PRESIDENTIAL CAMPAIGNS High health-care costs concern voters



Ohio residents travel to Canada to save money on prescription drugs.
TOLEDO (AP) -- Ginny McKillips thinks it's outrageous that she's forced to travel to Canada once every three months so she can afford all of her prescription medications.
McKillips, a loyal independent voter, says it's an issue that could sway her vote for president in November.
"If another country can help us, why can't our country do it?" she asked. She is among the hundreds of older adults from northern Ohio who make routine trips across the border to save hundreds of dollars.
For many of them, coming up with a plan to make prescription drugs more affordable is a bigger campaign issue than the economy or the war.
"I think there are a whole lot of citizens in the United States who would be prepared to support someone who comes up with a decent plan," said Loybelle Poole, a retired nurse who gets her medicine in Canada.
Speech topics
Health-care costs will be the focus of Vice President Dick Cheney's campaign speech today during a campaign event at the Medical College of Ohio in Toledo.
Among the topics Cheney is expected to talk about is limiting jury awards for medical malpractice.
It's the second time in just over two months that the Bush-Cheney team will be in the state to tout its health-care proposals.
President Bush told a crowd of health-care professionals in Youngstown in May about his goal of opening or expanding 1,200 health centers as an alternative to expensive visits to hospital emergency rooms.
The Bush administration and Republican leaders in Congress, though, oppose legalizing imports of drugs from other countries, including Canada, where government price controls lower the costs.
Quality
The House approved a measure last week that would prohibit the Food and Drug Administration from spending money to enforce its prohibition on imports of FDA-approved drugs.
But it's unlikely the measure will remain when House and Senate lawmakers finalize the bill. Opponents say there's no guarantee that imported drugs are safe, and that the FDA can't verify that the drugs are not counterfeit.
Poole, who lives in Sandusky, said she doesn't worry about the quality of the medicine.
"Do they really think they're making a Canadian version of Lipitor that isn't as effective or safe?" she said. "I don't accept these excuses."
She has been invited by the Alliance for Retired Americans to speak about her struggles to find affordable drugs at a news conference during the Democratic Convention in Boston later this month.
"I highly resent that I have to travel hundreds of miles away from my home, out of my country, to buy affordable medicine," said Poole, 77. "I don't see anyone doing anything constructive about it.

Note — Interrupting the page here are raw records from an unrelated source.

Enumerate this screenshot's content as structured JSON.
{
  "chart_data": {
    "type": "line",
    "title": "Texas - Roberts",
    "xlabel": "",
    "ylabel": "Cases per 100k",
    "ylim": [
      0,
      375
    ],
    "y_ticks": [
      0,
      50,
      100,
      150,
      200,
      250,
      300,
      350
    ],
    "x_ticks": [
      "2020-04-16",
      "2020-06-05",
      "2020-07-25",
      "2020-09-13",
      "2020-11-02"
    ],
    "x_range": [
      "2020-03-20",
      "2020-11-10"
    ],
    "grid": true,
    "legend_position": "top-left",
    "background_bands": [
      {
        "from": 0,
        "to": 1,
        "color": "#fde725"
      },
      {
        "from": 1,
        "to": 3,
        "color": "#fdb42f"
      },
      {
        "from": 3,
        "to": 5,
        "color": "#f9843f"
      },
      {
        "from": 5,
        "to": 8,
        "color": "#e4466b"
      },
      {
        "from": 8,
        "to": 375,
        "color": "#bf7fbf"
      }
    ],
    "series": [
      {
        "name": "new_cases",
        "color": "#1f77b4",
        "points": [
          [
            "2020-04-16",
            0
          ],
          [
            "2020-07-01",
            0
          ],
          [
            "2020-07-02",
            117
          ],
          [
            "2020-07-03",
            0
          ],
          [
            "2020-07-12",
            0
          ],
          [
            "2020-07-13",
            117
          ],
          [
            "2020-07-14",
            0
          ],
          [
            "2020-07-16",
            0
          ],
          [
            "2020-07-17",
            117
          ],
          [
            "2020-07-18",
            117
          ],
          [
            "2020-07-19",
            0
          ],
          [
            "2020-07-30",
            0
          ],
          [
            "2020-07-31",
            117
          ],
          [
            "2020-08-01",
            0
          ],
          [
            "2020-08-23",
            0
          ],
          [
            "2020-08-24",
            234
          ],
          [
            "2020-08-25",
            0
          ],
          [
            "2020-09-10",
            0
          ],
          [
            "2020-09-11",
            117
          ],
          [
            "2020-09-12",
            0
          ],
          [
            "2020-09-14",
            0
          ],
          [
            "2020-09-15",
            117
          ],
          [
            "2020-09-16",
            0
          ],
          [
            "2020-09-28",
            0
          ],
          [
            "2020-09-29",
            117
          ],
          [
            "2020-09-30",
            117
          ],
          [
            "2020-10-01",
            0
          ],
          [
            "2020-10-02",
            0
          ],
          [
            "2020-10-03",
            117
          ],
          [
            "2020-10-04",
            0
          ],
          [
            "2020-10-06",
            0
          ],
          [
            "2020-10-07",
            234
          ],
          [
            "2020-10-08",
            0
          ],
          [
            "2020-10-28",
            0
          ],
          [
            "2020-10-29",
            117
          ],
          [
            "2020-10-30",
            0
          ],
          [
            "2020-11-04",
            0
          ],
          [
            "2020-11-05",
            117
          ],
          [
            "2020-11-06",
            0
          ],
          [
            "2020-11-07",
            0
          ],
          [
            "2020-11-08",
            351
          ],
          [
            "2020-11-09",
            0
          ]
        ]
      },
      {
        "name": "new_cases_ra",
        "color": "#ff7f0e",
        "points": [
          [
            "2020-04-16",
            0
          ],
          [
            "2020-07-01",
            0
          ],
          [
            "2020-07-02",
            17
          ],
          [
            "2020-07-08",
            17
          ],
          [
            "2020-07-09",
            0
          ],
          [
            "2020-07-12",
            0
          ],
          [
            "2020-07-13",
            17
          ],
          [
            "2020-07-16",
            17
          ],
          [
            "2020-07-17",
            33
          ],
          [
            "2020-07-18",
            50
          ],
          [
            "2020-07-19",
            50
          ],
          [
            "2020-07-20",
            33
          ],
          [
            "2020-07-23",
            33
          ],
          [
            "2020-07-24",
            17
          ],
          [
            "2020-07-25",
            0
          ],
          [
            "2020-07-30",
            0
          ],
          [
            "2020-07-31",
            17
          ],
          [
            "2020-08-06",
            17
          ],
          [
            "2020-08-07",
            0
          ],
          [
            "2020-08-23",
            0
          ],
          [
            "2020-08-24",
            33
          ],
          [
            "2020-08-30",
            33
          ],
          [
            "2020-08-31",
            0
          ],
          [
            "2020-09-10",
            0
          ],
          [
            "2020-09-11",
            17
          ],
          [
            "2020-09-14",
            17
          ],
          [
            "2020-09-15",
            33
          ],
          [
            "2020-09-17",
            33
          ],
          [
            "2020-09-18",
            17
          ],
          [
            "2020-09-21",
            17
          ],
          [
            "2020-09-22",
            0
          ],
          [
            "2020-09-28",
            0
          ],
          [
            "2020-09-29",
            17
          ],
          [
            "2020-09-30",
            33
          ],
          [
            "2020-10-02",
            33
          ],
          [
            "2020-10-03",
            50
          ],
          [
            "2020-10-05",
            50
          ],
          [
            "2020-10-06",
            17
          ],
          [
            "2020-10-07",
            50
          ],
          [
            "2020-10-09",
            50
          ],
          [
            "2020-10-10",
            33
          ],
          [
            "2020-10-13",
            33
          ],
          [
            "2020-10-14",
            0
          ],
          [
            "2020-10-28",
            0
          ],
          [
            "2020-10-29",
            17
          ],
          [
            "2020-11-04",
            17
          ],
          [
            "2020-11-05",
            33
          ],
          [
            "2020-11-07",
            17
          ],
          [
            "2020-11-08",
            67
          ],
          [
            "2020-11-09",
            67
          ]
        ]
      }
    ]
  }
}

"Somehow they need to control these prices," she said.
McKillips, 69, from Vickery, estimates she saves about $2,600 a year by crossing the border, which is about an hour's drive north of Toledo.
She needs inhalers, blood pressure pills and allergy medications. Her cost for a three-month supply would be three times as high in the U.S.
"I had moved in with my daughter at one time because I couldn't afford it," she said. "I thought, 'I don't need it,' and I ended up in the hospital because my blood pressure shot up. That was scary."
She takes a bus that leaves from a senior center in Sandusky.
May McClure, interim director of the Erie County Senior Center, said the buses are always full. She said it would be wise for Bush and Democrat John Kerry to address the issue.
"It matters to people a lot," she said. "I think people, especially seniors, will be looking at this issue and who has a plan to deal with this problem."
There are several other groups that organize bus trips to Canada.
Toledo-based Blue Lakes Charters and Tours has been offering day trips to a Canada pharmacy for four years. It briefly stopped the $15 trips in the summer but decided to resume the route because of demand.
"The requests were coming in right and left," said Kathy Kranz, a company employee.
Her father gets his cholesterol medication in Canada and saves $80 each month. "You can go out to eat and play a couple rounds of golf on that savings," she said.